From Penalties to Best Practices: The True Cost of Compliance

Over the past two decades, the banking industry has faced staggering penalties for non-compliance, totaling an astonishing $387,559,149,283 (source: Violation Tracker). This colossal sum underscores a pressing issue: despite numerous efforts, the financial sector continues to grapple with compliance, with no signs of the penalties decreasing. Every day, new reports surface of financial institutions being fined by regulators worldwide.

The challenge of achieving compliance in the financial sector cannot be overstated. Regulations are inherently complex, often ambiguous, and vary significantly across different countries and regions. This complexity is compounded by the rapid pace at which new regulations are introduced. For instance, the European Union has recently implemented or is defining several new regulations such as the Digital Operational Resilience Act (DORA), Payment Services Directive 2/3 (PSD2/3), Markets in Crypto-Assets (MiCA), Central Electronic System of Payment Information (CESOP), General Data Protection Regulation (GDPR), European Accessibility Act (EAA), and the EU Anti-Money Laundering (AML) and Countering the Financing of Terrorism (CFT) package. Each of these regulations demands meticulous attention and adaptation from financial institutions.

Furthermore, the financial industry operates in a delicate balance between being compliant, customer-oriented, and profitability-driven. Achieving full compliance can sometimes impede the ability to serve customers effectively and maintain profitability. As a result, banks often take calculated compliance risks to ensure business continuity and customer satisfaction. This precarious balance creates a scenario where financial institutions are "damned if they do and damned if they don’t."

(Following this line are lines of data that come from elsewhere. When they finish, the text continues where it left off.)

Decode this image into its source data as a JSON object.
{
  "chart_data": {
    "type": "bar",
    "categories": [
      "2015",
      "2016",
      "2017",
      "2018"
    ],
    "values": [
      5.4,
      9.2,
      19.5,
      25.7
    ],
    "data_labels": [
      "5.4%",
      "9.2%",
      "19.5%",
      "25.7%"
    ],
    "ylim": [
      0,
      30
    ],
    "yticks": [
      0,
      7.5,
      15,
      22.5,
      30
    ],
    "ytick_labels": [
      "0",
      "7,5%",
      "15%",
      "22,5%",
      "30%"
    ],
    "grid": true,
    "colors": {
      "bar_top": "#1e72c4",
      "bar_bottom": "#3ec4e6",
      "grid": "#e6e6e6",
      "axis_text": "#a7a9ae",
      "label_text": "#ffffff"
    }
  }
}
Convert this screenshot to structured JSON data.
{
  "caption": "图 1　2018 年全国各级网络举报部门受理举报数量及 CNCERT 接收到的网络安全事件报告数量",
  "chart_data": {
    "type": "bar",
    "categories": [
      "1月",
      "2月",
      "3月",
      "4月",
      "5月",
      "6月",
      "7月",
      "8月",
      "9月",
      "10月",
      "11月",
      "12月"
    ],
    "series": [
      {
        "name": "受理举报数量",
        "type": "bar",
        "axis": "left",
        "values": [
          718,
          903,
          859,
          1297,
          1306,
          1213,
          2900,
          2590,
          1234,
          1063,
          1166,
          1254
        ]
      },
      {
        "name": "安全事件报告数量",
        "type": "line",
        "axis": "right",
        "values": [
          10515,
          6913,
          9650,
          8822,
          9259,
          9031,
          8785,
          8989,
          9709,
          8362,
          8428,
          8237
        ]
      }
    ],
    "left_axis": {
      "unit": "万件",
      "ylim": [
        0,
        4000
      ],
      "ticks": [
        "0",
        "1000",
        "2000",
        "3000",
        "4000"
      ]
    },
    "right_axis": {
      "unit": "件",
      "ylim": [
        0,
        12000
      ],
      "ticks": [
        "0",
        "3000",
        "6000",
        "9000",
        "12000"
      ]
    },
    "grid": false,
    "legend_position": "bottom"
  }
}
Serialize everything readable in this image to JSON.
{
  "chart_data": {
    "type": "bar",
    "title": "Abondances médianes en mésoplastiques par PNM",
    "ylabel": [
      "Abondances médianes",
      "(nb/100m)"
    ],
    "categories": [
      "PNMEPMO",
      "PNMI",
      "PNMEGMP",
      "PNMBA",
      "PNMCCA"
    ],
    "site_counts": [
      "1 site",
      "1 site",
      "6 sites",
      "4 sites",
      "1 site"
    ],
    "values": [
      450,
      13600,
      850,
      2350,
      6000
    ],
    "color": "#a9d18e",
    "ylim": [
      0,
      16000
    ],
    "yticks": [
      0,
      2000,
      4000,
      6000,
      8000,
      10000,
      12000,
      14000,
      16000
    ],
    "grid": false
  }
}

However, it is important not to cast Compliance in a too negative light. Compliance ultimately serves to protect customers, ensuring they receive financial services and products that are in their best interests and that their money is secure. Additionally, every regulatory change offers banks an opportunity to optimize their systems and processes, enhancing customer service. High compliance standards and the associated banking licenses also create barriers for new entrants, providing incumbent banks with protection from new competitors. While this may not be so positive for society, it is extremely valuable for banks (cfr. an "economic moat" as popularized by Warren Buffett).

At the rise of the Fintech boom, it was predicted that modern Fintech companies (neo-banks) would disrupt the market and outcompete incumbent banks. A decade later, Fintechs have indeed pushed the digitalization and user experience agenda at major financial institutions, but few incumbent banks have been threatened by neo-banks. Compliance is a significant reason for this. Many neo-banks still struggle to obtain necessary banking licenses (e.g. Revolut still operates without a banking license in the UK). Additionally, these neo-banks are under increased scrutiny from regulators, resulting in several significant fines for compliance breaches in recent months. This demonstrates that technology alone is insufficient to resolve the complexities of regulatory compliance.

Compliance is a complex puzzle involving:

• Correctly understanding and interpreting all regulations (deep regulatory expertise)

• A robust risk framework to identify, analyze, quantify, and mitigate risks

• Implementing robust processes

• Ensuring adequate training of all employees

• Maintaining accessible and high-quality data

• Investing in technology to support all compliance processes (such as regulatory reporting tools, AML/KYC engines, and fraud engines)

• Building good relationships with regulators

• …​

Each piece of this puzzle is crucial, as compliance is only as strong as its weakest link. Even with a comprehensive focus on these elements, banks will struggle if they tackle this challenge in isolation. Collaboration between financial institutions is crucial to reduce costs and find synergies. By working together, banks can share best practices, pool resources, and leverage collective expertise to tackle compliance more effectively.

RegTech (Regulatory Technology) companies play a vital role in this collaborative approach. By offering Business as a Service (BaaS) models, RegTech firms help banks leverage the efforts and expertise of their peers. This not only reduces the burden on individual banks but also fosters a more cohesive and efficient compliance ecosystem.

Ultimately, collaboration in compliance offers significant benefits, reducing costs and improving the quality of outcomes considerably.